Blank v Canada 2006 2 SCR 319, was cited by the insurer for its enlarged definition of “litigation” which includes separate proceedings that involve the same or related parties which arise from the same or related cause of action or “judicial source”.
The applicant argued that since the issues in the FSCO dispute were different than the LAT application, and the insurer was continually adjusting the file during this period, it follows that not all adjuster log notes were created for the dominant purpose of litigation.
The Vice Chair agreed that a blanket statement cannot be made to claim adjuster log notes as a whole are or are not protected by litigation privilege but rather each document will be subject to the dominant purpose test. With this in mind the insurer’s redactions were characterized as “heavy handed”. However, it was confirmed that the litigation privilege does apply to any log notes prepared during May 6, 2015 and December 12, 2016 that related to the issues in dispute that were before FSCO.
3. Does Litigation Privilege extend after matter settled at FSCO?
Both the applicant and the respondent turned to Blank v Canada on whether litigation privilege extends after the FSCO matter has settled.
The applicant submitted that when the litigation that gave rise to privilege ends, the privilege it gave rise to has lost its specific purpose and therefore it’s justification.
The respondent pointed out that in Blank the Court also said that where the litigation that gave rise to the privilege has ended, but related litigation remains pending or may reasonably be apprehended, litigation privilege can continue. This is particularly relevant in the context of accident benefits claims, where an applicant has an ongoing right to dispute denials for benefits before the Tribunal.
The Vice Chair accepted that litigation may reasonably be apprehended as long as the claim is open, given the potential for the denial of future benefits. At paragraph 40:
As noted in the submissions the purpose of privilege is to “create a zone of privacy” in relation to pending or apprehended litigation. When litigation ends but further litigation involving the same parties and the same cause of action (the action) continues, a continuation of that zone of privacy over the documents that were covered by litigation privilege previously remains
Since the reason the matter before the Tribunal now relates to the same motor vehicle accident and the same parties, litigation privilege continues to apply to the notes today for the period covering the FSCO dispute and does not cease to exist because the FSCO proceeding settled.
There are some clear takeaways that may be particularly helpful in the context of the current accident benefits dispute resolution system where case conferences are scheduled fairly quickly after a LAT application is filed. It is not uncommon to see several LAT applications on a single accident benefits claim either with issues withdrawn or otherwise resolved. Litigation privilege will presumptively apply after an application is filed and the insurer can assert privilege over log notes during the period covering earlier disputes. Log notes appear to need to be provided with clear redactions along with an explanation as to the grounds for the redaction and a brief summary of what the record contained. This privilege will extend for the remainder of the life of the claim.

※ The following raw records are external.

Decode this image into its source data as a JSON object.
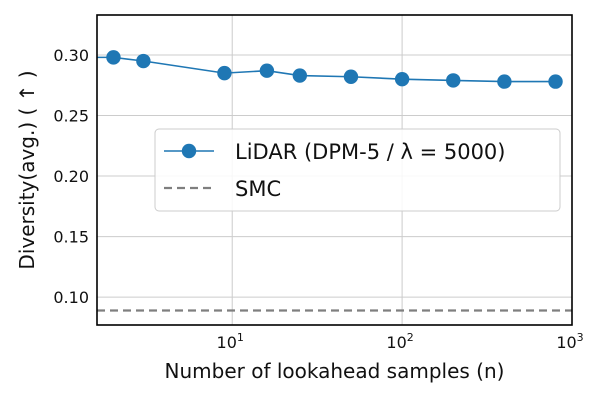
{
  "chart_data": {
    "type": "line",
    "xlabel": "Number of lookahead samples (n)",
    "ylabel": "Diversity(avg.) ( ↑ )",
    "xscale": "log",
    "xlim": [
      1.6,
      1000
    ],
    "ylim": [
      0.077,
      0.333
    ],
    "grid": true,
    "legend_position": "center-right",
    "x_ticks": [
      {
        "value": 10,
        "base": "10",
        "exp": "1"
      },
      {
        "value": 100,
        "base": "10",
        "exp": "2"
      },
      {
        "value": 1000,
        "base": "10",
        "exp": "3"
      }
    ],
    "y_ticks": [
      0.1,
      0.15,
      0.2,
      0.25,
      0.3
    ],
    "y_tick_labels": [
      "0.10",
      "0.15",
      "0.20",
      "0.25",
      "0.30"
    ],
    "series": [
      {
        "name": "LiDAR (DPM-5 / λ = 5000)",
        "color": "#1f77b4",
        "marker": "circle",
        "x": [
          2,
          3,
          9,
          16,
          25,
          50,
          100,
          200,
          400,
          800
        ],
        "y": [
          0.298,
          0.295,
          0.285,
          0.287,
          0.283,
          0.282,
          0.28,
          0.279,
          0.278,
          0.278
        ]
      },
      {
        "name": "SMC",
        "color": "#7f7f7f",
        "style": "dashed",
        "y": 0.089
      }
    ]
  }
}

As something of an aside to the main arguments, the applicant also argued for alternative relief that even if privilege existed, the unreasonable withholding or delayed payments would amount to “actionable misconduct” and so the Tribunal should order disclosure of documents despite privilege. This argument was fully rejected. The Vice Chair noted that the Tribunal has no statutory authority to awarded this type of order and no jurisdiction to order a separate hearing to determine whether there is a prima facie case of actionable misconduct. The Tribunal’s only authority in instances of bad faith claims of unreasonably denying or withholding payments, is to grant an award pursuant to O. Reg 664.